I trust you, the reader, know that I’m not angry at you, individually. The disappointment I will express is not a personal vendetta against anyone.
Also, I want to clearly state that it is not the purpose of this post for you to change a value. So far, I have tried to add to your list of values, not change yours. It is important that values be revisited daily but strengthened just as much, as this gives our life purpose.
All I aim to do with this post is to frame our conversation in a different manner.
I want to speak out against irrational comments I’ve heard and read in comments sections I should know better not to visit.
I’d like to think that if you’re reading this, you agree that Love is the best hope for a world that is constantly on the edge of tearing itself from the inside.
In every picture of a marginalized human fighting for their rights I see the beautiful struggle so many humanist and religious revolutionaries involved themselves in; a struggle to ensure that all, no matter the race, creed, or social status, receive the same respect, dignity and opportunity that is bestowed upon us. Bestowed by whom? Us, in the act of being born as a member of the same species, must bestow Love unto one another.
I’m going to start with a story, and I promise that with all its political connotations, this is not a political post. Or maybe it is, but I’m not sorry if actually is.
My disappointment started at a conversation I had with some friends. Somehow, a conversation about how our environment and the social media we take in affects our worldviews turned into the seemingly out-of-line actions of our president on a letter sent to schools.
In the anger I had, I repressed most of the conversation, except the part where the “adultier-adult” in the room (ask a millennial if you don’t know what that means) referred to transgendered individuals as “transvestites,” who could switch gender preference on a whim, like an actor deciding to cry on command.
No, a transvestite is not the same thing as a transgendered person. Not even close.
No, transgendered individuals don’t flip-flop between preference. Trans- means that they are transitioning, not ever feeling like they belonged to one group. There’s no desire to go back to something that is uncomfortable.
I’ve never left something I was uncomfortable with only to choose to go back the next day on a whim.
Here’s another one I’ve heard often:
“Traditional marriage is between a man and a woman, and the choice not to ascribe to that is unnatural.”
Why would I assume that another person chooses their inclination, if I never chose mine? “You were created this way,” I hear, “they were too.”
We weren’t made in a factory.
We were part of an extraordinary process in our mother’s womb, where a single cell gives way to a human being in the space of nine months. A human, with all our imperfections (what is perfection?) and thought processes.
To decide that something as complex (confusing) as Love is uniform in all of us is to deny that Love is one of the purest human traits. Just as we all look, smell and think different, we all love in our own way.
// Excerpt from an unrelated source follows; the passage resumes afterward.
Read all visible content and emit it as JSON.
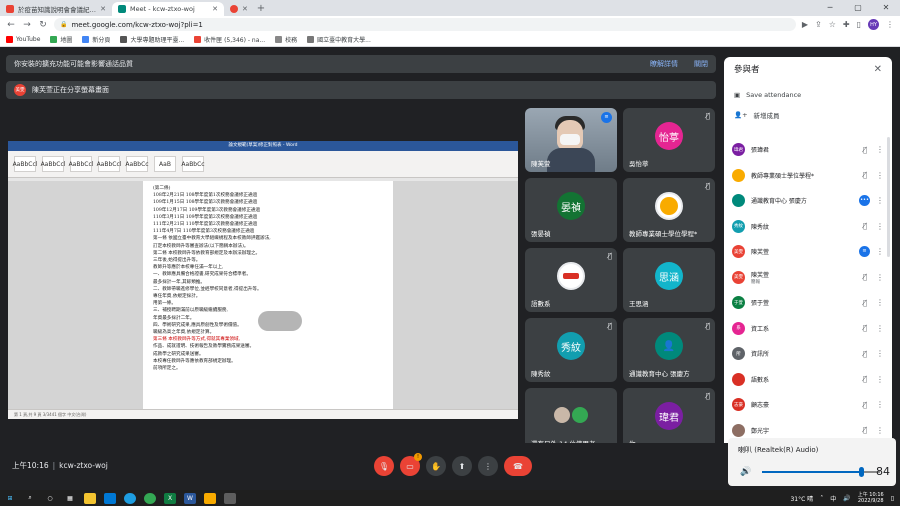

We say we love each other.
We also say we love burgers.
Which is the more “natural” love?
Please, I’m not telling you to adopt any specific lifestyle. I’m merely asking you to come to peace with a new way of having a conversation.
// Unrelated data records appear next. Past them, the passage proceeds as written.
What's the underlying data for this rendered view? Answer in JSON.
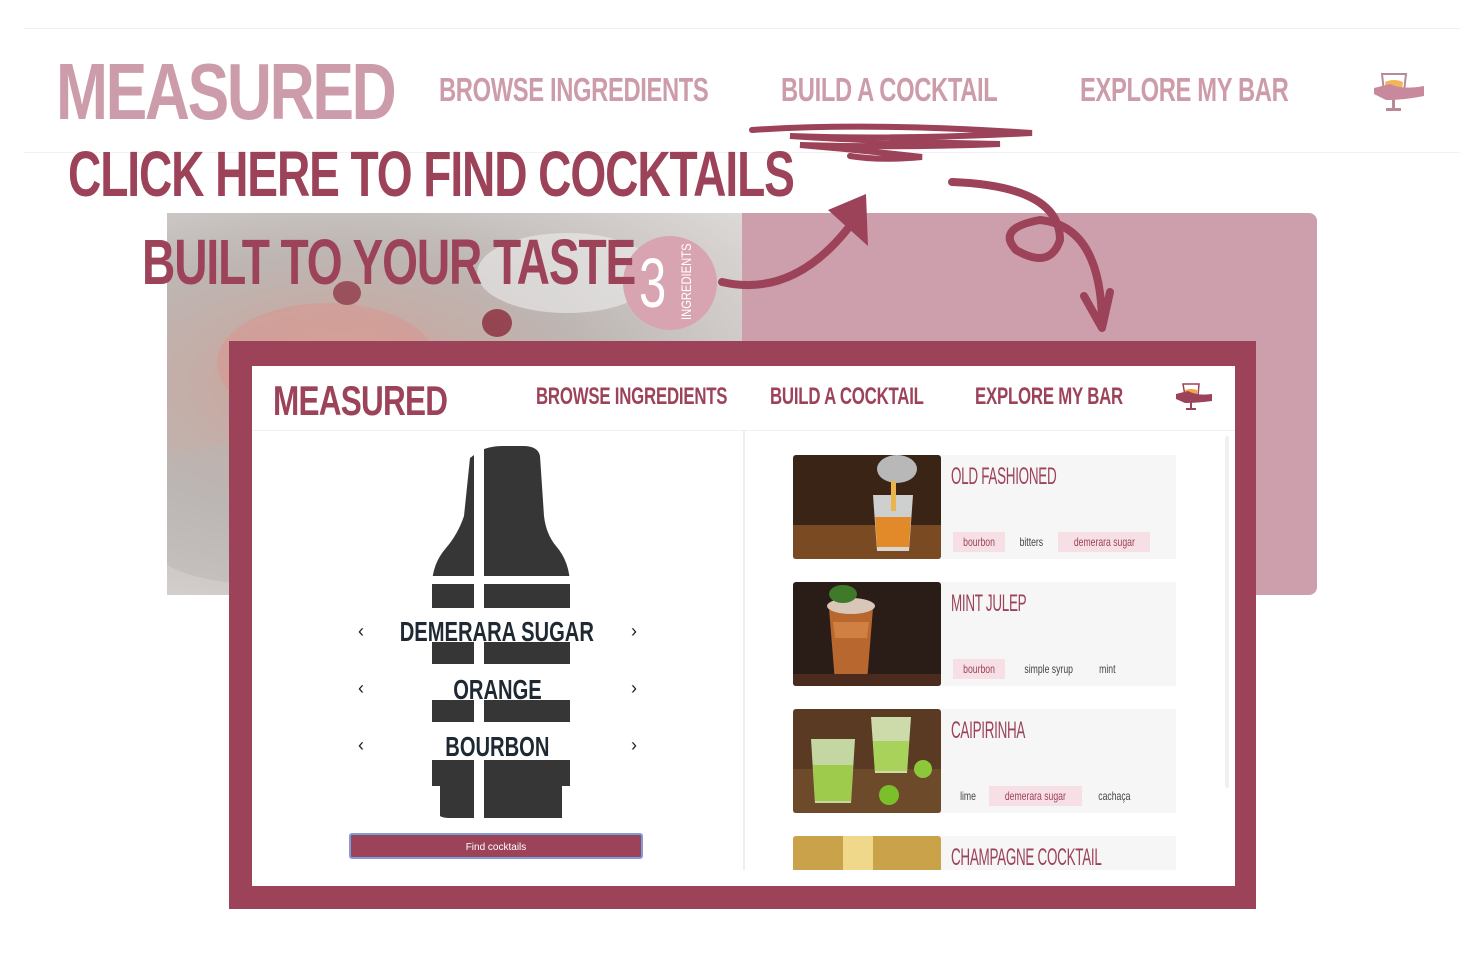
{
  "background_page": {
    "logo": "MEASURED",
    "nav": [
      "BROWSE INGREDIENTS",
      "BUILD A COCKTAIL",
      "EXPLORE MY BAR"
    ],
    "bar_icon": "glass-bar-icon",
    "hero_badge": {
      "number": "3",
      "word": "INGREDIENTS"
    }
  },
  "annotations": {
    "line1": "CLICK HERE TO FIND COCKTAILS",
    "line2": "BUILT TO YOUR TASTE"
  },
  "app": {
    "logo": "MEASURED",
    "nav": {
      "browse": "BROWSE INGREDIENTS",
      "build": "BUILD A COCKTAIL",
      "explore": "EXPLORE MY BAR"
    },
    "selectors": [
      "DEMERARA SUGAR",
      "ORANGE",
      "BOURBON"
    ],
    "find_button": "Find cocktails",
    "results": [
      {
        "title": "OLD FASHIONED",
        "tags": [
          {
            "text": "bourbon",
            "match": true
          },
          {
            "text": "bitters",
            "match": false
          },
          {
            "text": "demerara sugar",
            "match": true
          }
        ]
      },
      {
        "title": "MINT JULEP",
        "tags": [
          {
            "text": "bourbon",
            "match": true
          },
          {
            "text": "simple syrup",
            "match": false
          },
          {
            "text": "mint",
            "match": false
          }
        ]
      },
      {
        "title": "CAIPIRINHA",
        "tags": [
          {
            "text": "lime",
            "match": false
          },
          {
            "text": "demerara sugar",
            "match": true
          },
          {
            "text": "cachaça",
            "match": false
          }
        ]
      },
      {
        "title": "CHAMPAGNE COCKTAIL",
        "tags": []
      }
    ]
  },
  "colors": {
    "brand": "#9c4259",
    "brand_light": "#cd9caa",
    "tag_highlight": "#f7dfe6",
    "button_border": "#7f9ed6"
  }
}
In my environment I’ve heard “love the sinner, not the sin.”
What a repulsive thing to do.
In this, we have automatically labeled a person “sinner,” degrading them to a single title.
“Love the human,” and the saying should stop there.
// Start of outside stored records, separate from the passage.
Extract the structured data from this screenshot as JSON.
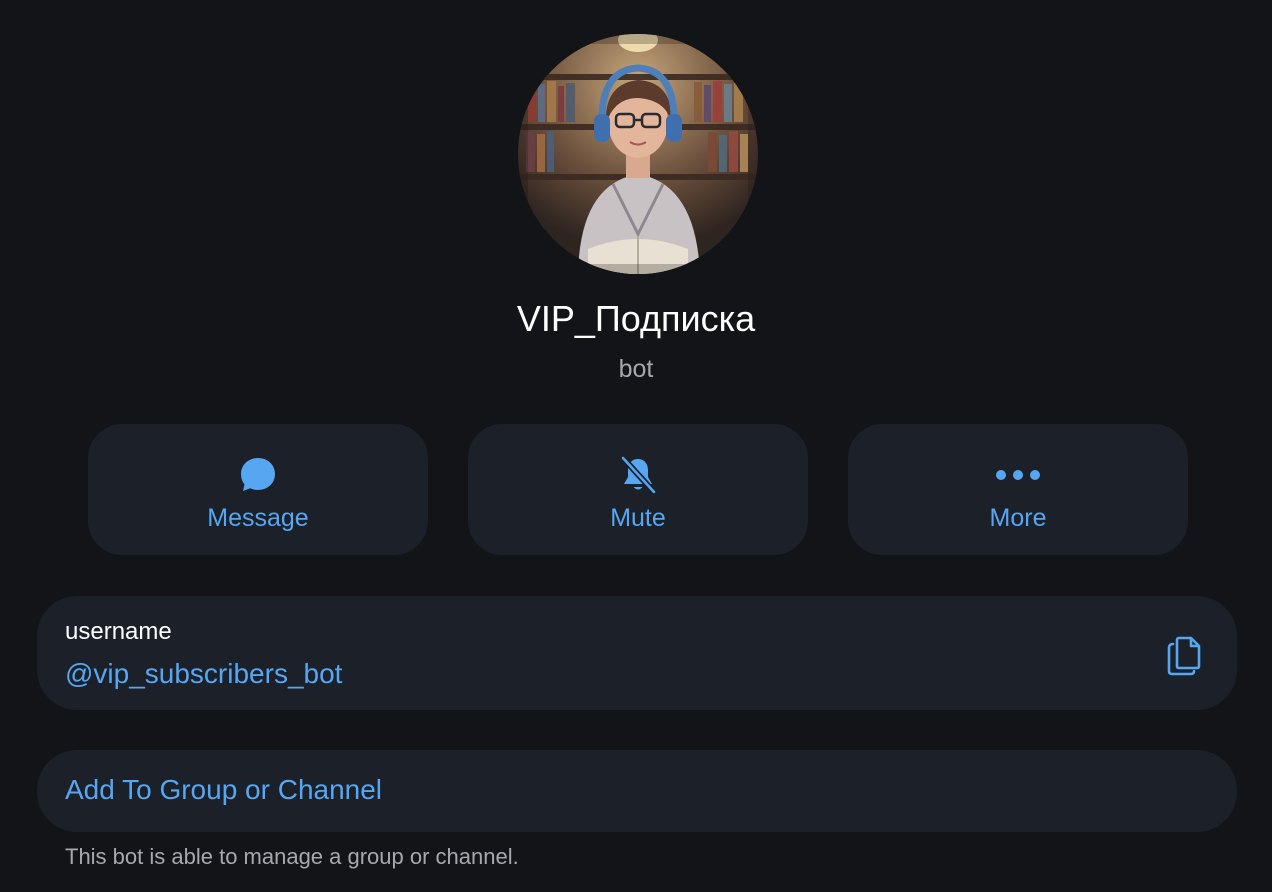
{
  "profile": {
    "name": "VIP_Подписка",
    "subtitle": "bot"
  },
  "actions": [
    {
      "label": "Message",
      "icon": "chat-bubble-icon"
    },
    {
      "label": "Mute",
      "icon": "bell-slash-icon"
    },
    {
      "label": "More",
      "icon": "ellipsis-icon"
    }
  ],
  "username_card": {
    "label": "username",
    "value": "@vip_subscribers_bot",
    "icon": "copy-icon"
  },
  "add_card": {
    "label": "Add To Group or Channel",
    "footnote": "This bot is able to manage a group or channel."
  },
  "colors": {
    "background": "#131417",
    "card": "#1b2029",
    "accent": "#56a6f2",
    "text": "#ffffff",
    "muted": "#a5a8ad"
  }
}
How strange it is that we can’t stomach each other.
I used to be grossed out when my parents kissed, but not anymore. I’ve grown to see that love is love, and the moment I withheld it from those that have a different definition I lost the right to own the definition of love.
Seriously, how can I say with a straight face what love is if I deny it? I only show that I don’t know what love is.
I completely understand the ethics vs. culture argument. I get that some of us come from a culture where a different definition of love is strange. In the macho, ultra conservative culture of a Hispanic country where I’m from, the thought might be repulsive. However, there are other things from my culture—such as eating and enjoying cow tongue—that are also repulsive to some.
My personal decision to love like Jesus did dictates I see the way he dealt with those that were considered unnatural by his generation.
Never did He throw their life in their face. Never did He tell me to do it either.
You might not adhere to a religion, but understanding that you can love everyone should be reason enough to love anyone, even if they don’t agree with you completely.
In the end, what we think of as “traditional” changes vastly from person to person, generation to generation, and even location to location.
Here, I’m going to borrow from and paraphrase the Chimamanda Adichie quote I cited in the post about loving women completely: “If extending love to all humans, regardless of how their love is defined, is not part of our culture, it’s time it became our culture.”
We cannot profess what we don’t represent. I’ve said it before: we must not parade our seemingly universal values if they don’t apply to everyone we meet.
The moment we cast the first stone we were destined to receive the same stone back at our heads.
And I have to take it.
Do I live in a culture of love? Do my ethics and culture allow me to love that which I don’t understand?
In our conversations about this subject, let us not forget that we are discussing humans, and people with their own beautiful story, as complex and important as ours.